Architecture: Codebook size 512, 4 hierarchical scales, sequence lengths (6, 12, 24, 49).

Key Experimental Results¶

Main Results¶

HumanML3D:

Method	Type	Top-1↑	FID↓	MM-Dist↓	Diversity
T2M-GPT	Next-token	0.492	0.141	3.121	9.722
ParCo	Next-token	0.515	0.109	2.927	9.576
ReMoDiffuse	Diffusion	0.510	0.103	2.974	9.018
MoMask++	MaskedTrans	0.528	0.072	2.912	-
Ours (S=18)	Next-scale	0.540	0.046	2.830	9.525

KIT-ML:

Method	Top-1↑	FID↓	MM-Dist↓
ParCo	0.430	0.453	2.820
MoMask	0.433	0.204	2.779
Ours (S=18)	0.442	0.173	2.717

Ablation Study¶

Configuration	Top-1↑	FID↓	MM-Dist↓
Base (No refinement)	0.481	0.176	3.136
+ Hierarchical Refinement (HR)	0.534	0.090	2.853
+ Temporal Refinement (TR)	0.497	0.129	3.043
+ HR & TR (Full)	0.540	0.046	2.830

Text Complexity Analysis (Top-3):

Method	FULL	MEDIUM+HIGH	HIGH
ParCo	0.801	0.778	0.709
MoMask++	0.811	0.802	0.762
Ours	0.817	0.812	0.775

Key Findings¶

Hierarchical refinement is the primary driver for text alignment: HR contributes significantly to the Top-1 improvement from 0.481 to 0.534, while TR mainly improves local temporal consistency.
Superiority increases with text complexity: On the high-complexity subset, MoScale improves Top-1 by 0.066 over ParCo, significantly higher than the 0.016 overall gain.
Optimal corruption rate \(\gamma_{max} = 0.6\): Rates that are too low do not expose enough errors, while those that are too high introduce excessive noise.
Model Scalability: Performance continues to improve as the Transformer scales from 4 to 16 layers, maintaining training efficiency.

Highlights & Insights¶

The short-horizon shortcut of next-token AR is a profound insight: the short-term predictability of human motion causes AR models to "cheat" by learning local dynamics while ignoring global semantics. Next-scale breaks this shortcut by forcing the encoding of global structure at the coarsest scale.
The Cross-scale Refinement design is clever: training the current layer by corrupting previous layer inputs simulates inference-time error accumulation while maintaining single-forward-pass training efficiency.
Unified Zero-shot Capabilities: The same mask-and-repredict mechanism naturally supports motion editing, completion, and continuation, achieving a 78-82% preference rate in user studies.
Training efficiency is superior to baseline methods, and the model is highly scalable, making it practical for real-world applications.

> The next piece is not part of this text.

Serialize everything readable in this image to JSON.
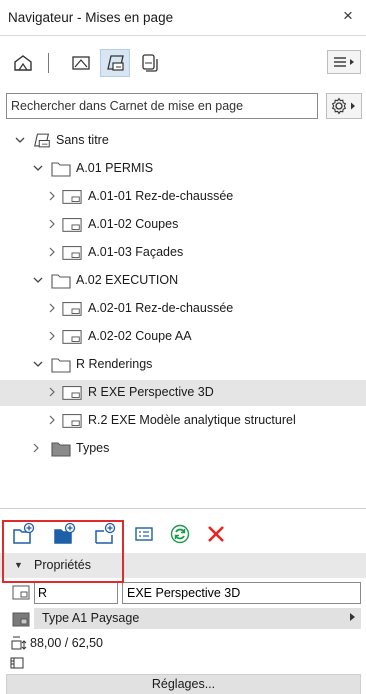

Limitations & Future Work¶

VQ-VAE quantization error remains a bottleneck, potentially causing information loss in fine-grained actions.
Currently, only T5 text features are used; exploring stronger text representations (e.g., LLM embeddings) for improved semantic alignment remains a future direction.
The Multimodality metric is relatively low (0.873), indicating a potential decrease in generation diversity.
The number of scales and sequence lengths are determined empirically rather than through an adaptive mechanism.
While inference speed (0.28s at S=18) is acceptable, it is slower than S=4 (0.08s); the trade-off between refinement steps and quality warrants further exploration.

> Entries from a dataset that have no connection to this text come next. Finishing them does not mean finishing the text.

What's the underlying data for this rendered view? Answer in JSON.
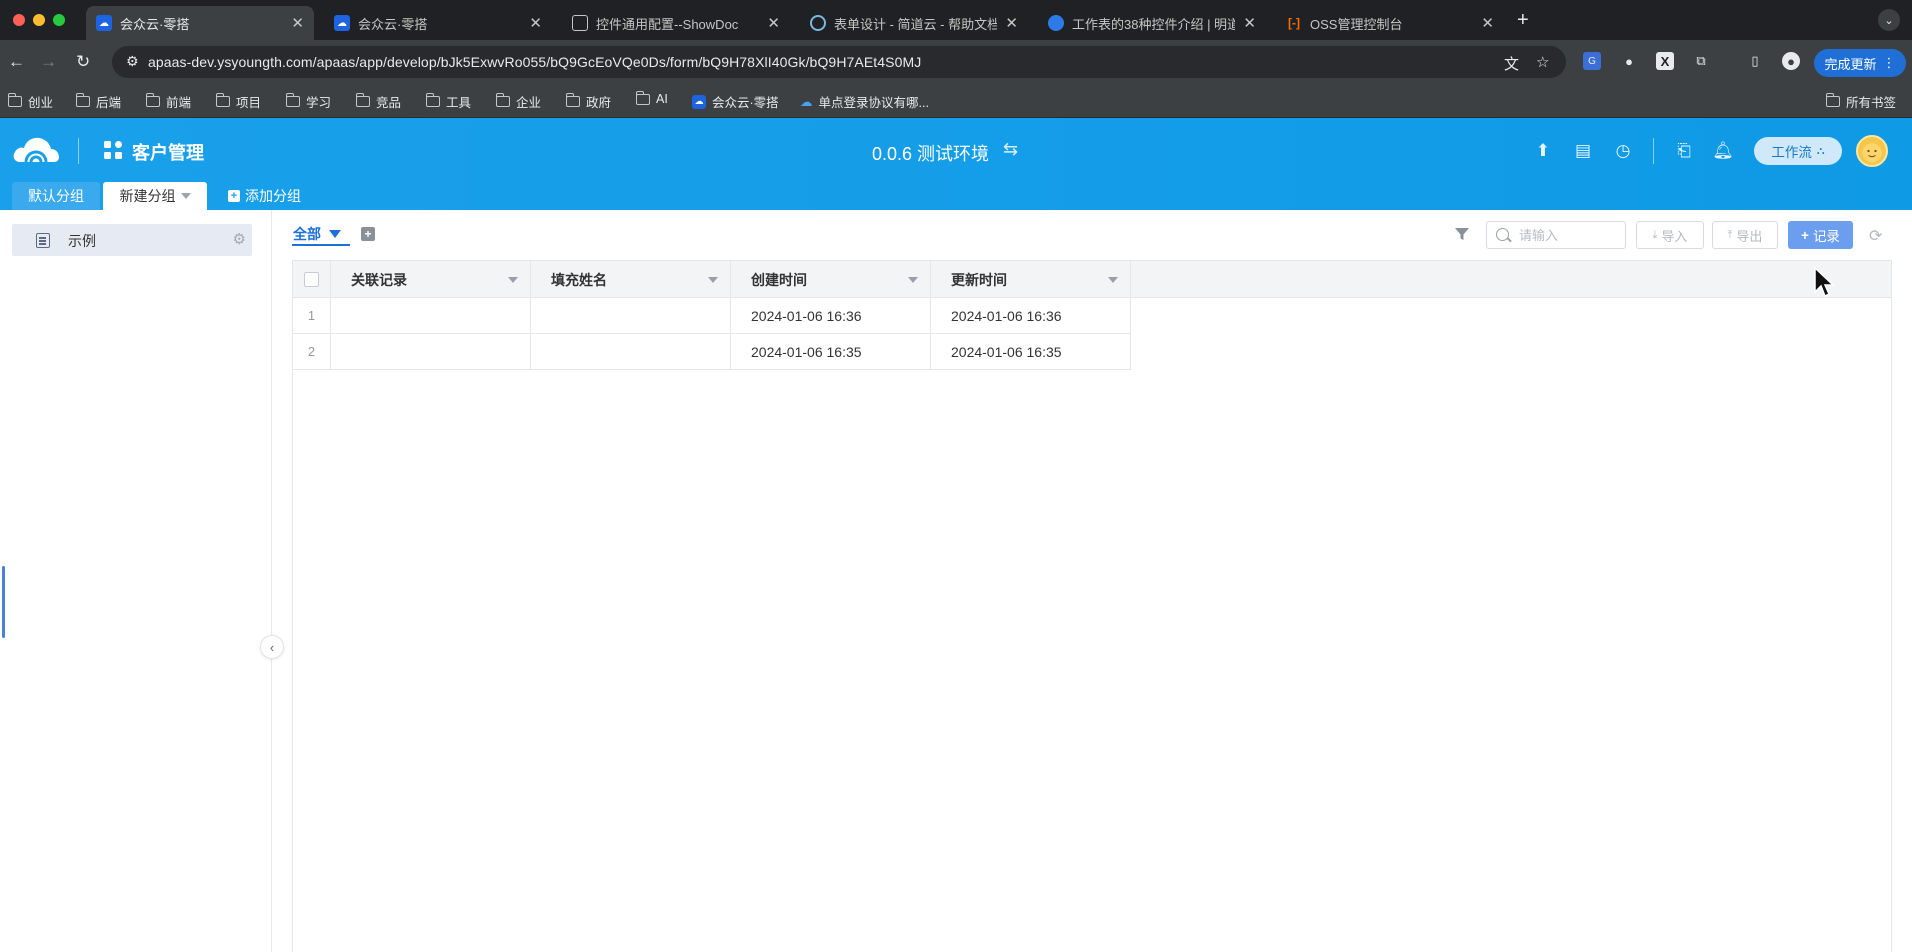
{
  "browser": {
    "tabs": [
      {
        "title": "会众云·零搭",
        "active": true
      },
      {
        "title": "会众云·零搭",
        "active": false
      },
      {
        "title": "控件通用配置--ShowDoc",
        "active": false
      },
      {
        "title": "表单设计 - 简道云 - 帮助文档",
        "active": false
      },
      {
        "title": "工作表的38种控件介绍 | 明道云",
        "active": false
      },
      {
        "title": "OSS管理控制台",
        "active": false
      }
    ],
    "url": "apaas-dev.ysyoungth.com/apaas/app/develop/bJk5ExwvRo055/bQ9GcEoVQe0Ds/form/bQ9H78XlI40Gk/bQ9H7AEt4S0MJ",
    "update_button": "完成更新",
    "bookmarks": [
      "创业",
      "后端",
      "前端",
      "项目",
      "学习",
      "竞品",
      "工具",
      "企业",
      "政府",
      "AI",
      "会众云·零搭",
      "单点登录协议有哪..."
    ],
    "all_bookmarks": "所有书签"
  },
  "app": {
    "title": "客户管理",
    "environment": "0.0.6 测试环境",
    "workflow_button": "工作流",
    "group_tabs": [
      {
        "label": "默认分组",
        "active": false
      },
      {
        "label": "新建分组",
        "active": true
      }
    ],
    "add_group": "添加分组"
  },
  "sidebar": {
    "items": [
      {
        "label": "示例"
      }
    ]
  },
  "view": {
    "tab_label": "全部",
    "search_placeholder": "请输入",
    "import_label": "导入",
    "export_label": "导出",
    "record_label": "记录"
  },
  "table": {
    "columns": [
      "关联记录",
      "填充姓名",
      "创建时间",
      "更新时间"
    ],
    "rows": [
      {
        "index": "1",
        "cells": [
          "",
          "",
          "2024-01-06 16:36",
          "2024-01-06 16:36"
        ]
      },
      {
        "index": "2",
        "cells": [
          "",
          "",
          "2024-01-06 16:35",
          "2024-01-06 16:35"
        ]
      }
    ]
  },
  "colors": {
    "header_blue": "#1aa0ea",
    "primary_blue": "#1e6fd9",
    "record_button": "#6c9ef0"
  }
}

vs MoMask++: MoMask++ uses a shared codebook, unified Transformer, and random token perturbation, but the perturbations disrupt hierarchical causality. MoScale strictly maintains a coarse-to-fine causal structure, outperforming it by 0.012 in Top-1.
vs ParCo: ParCo improves standard next-token AR by introducing complex modules with limited gains. MoScale changes the generation dimension (scale vs. time), achieving better results with more efficient training.
vs VAR (Image): MoScale adopts the next-scale philosophy from VAR but introduces critical adaptations—Cross-scale Refinement and Intra-scale Temporal Refinement—to handle the low-data challenges unique to motion datasets.
This work validates that the "generation order" is vital for sequence modeling, offering insights for other temporal generation tasks.

Rating¶

Novelty: ⭐⭐⭐⭐⭐ Introduces next-scale to motion generation with a deep analysis of next-token short-horizon shortcuts.
Experimental Thoroughness: ⭐⭐⭐⭐⭐ Comprehensive evaluation across two benchmarks, user studies, complexity analysis, and detailed ablations.
Writing Quality: ⭐⭐⭐⭐⭐ Clear motivations, fluent methodology, and insightful analysis.
Value: ⭐⭐⭐⭐ Significant contribution to the motion generation field with a generalized hierarchical AR approach.